Advance mode, using dots-dots-dots ...

The arguments below are not available using code completion (e.g. with TAB), consequently any misspelling will generate an error or be ignored.

dots-dots-dots ... arguments names and values are reported and written in the working directory.

General arguments:

path.folder: to write ouput in a specific path (used internally in radiator). Default: path.folder = getwd(). If the supplied directory doesn't exist, it's created.
random.seed: (integer, optional) For reproducibility, set an integer that will be used inside codes that uses randomness. With default, a random number is generated, printed and written in the appropriate directory. Random seed is recycled inside the function that will import the VCF file before tidying. Default: random.seed = NULL.

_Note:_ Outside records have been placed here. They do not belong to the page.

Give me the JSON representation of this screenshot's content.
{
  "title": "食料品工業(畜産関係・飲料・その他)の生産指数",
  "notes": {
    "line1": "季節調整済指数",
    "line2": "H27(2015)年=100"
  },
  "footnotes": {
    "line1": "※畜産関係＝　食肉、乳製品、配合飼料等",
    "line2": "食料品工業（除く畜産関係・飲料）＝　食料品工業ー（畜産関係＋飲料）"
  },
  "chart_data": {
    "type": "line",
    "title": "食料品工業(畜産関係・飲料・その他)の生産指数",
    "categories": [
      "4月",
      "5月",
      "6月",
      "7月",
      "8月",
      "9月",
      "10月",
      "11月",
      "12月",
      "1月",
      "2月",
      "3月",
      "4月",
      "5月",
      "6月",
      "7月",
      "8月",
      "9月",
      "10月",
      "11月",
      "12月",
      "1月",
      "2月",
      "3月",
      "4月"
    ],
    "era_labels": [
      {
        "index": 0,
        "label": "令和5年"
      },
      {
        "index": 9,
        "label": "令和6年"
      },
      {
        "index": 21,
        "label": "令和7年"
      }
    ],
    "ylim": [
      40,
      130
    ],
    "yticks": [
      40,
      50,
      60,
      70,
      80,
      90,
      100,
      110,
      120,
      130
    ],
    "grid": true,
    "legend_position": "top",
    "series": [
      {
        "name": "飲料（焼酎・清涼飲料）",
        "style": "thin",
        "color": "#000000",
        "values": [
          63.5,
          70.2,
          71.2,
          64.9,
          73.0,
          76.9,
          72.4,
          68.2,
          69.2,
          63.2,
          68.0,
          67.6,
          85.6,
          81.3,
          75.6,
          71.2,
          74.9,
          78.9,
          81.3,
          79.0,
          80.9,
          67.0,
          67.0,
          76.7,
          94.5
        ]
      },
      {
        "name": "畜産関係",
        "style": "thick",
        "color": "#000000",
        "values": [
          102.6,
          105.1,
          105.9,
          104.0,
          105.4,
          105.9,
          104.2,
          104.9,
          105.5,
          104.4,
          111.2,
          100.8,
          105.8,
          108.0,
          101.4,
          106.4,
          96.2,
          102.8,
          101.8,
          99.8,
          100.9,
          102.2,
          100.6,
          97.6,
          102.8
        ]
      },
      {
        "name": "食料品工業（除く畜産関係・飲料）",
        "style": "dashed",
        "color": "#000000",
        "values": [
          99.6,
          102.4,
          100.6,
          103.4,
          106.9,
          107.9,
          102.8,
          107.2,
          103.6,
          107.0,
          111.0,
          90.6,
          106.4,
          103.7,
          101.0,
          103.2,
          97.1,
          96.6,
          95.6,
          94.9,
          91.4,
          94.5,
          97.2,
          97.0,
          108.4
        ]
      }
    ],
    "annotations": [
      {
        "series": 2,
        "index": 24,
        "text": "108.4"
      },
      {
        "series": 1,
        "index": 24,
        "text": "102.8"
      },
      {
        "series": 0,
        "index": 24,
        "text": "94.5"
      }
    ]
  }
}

tidying arguments/behavior:

tidy.vcf: (optional, logical) Default: tidy.vcf = TRUE. But you can always stop the process after the creation of the GDS file (equivalent of running read_vcf).
tidy.check: (optional, logical) Default: tidy.check = TRUE. By default, the number of markers just before tidying is checked. Tidying a VCF file with more than 20000 markers is sub-optimal:
- a computer with lots of RAM is required
- it's very slow to generate
- it's very slow to run codes after
- for most non model species this number of markers is not realistic...
Consequently, the function execution is suspended and user are asked if they still want to continue with the tidying or stop and keep the GDS file/object.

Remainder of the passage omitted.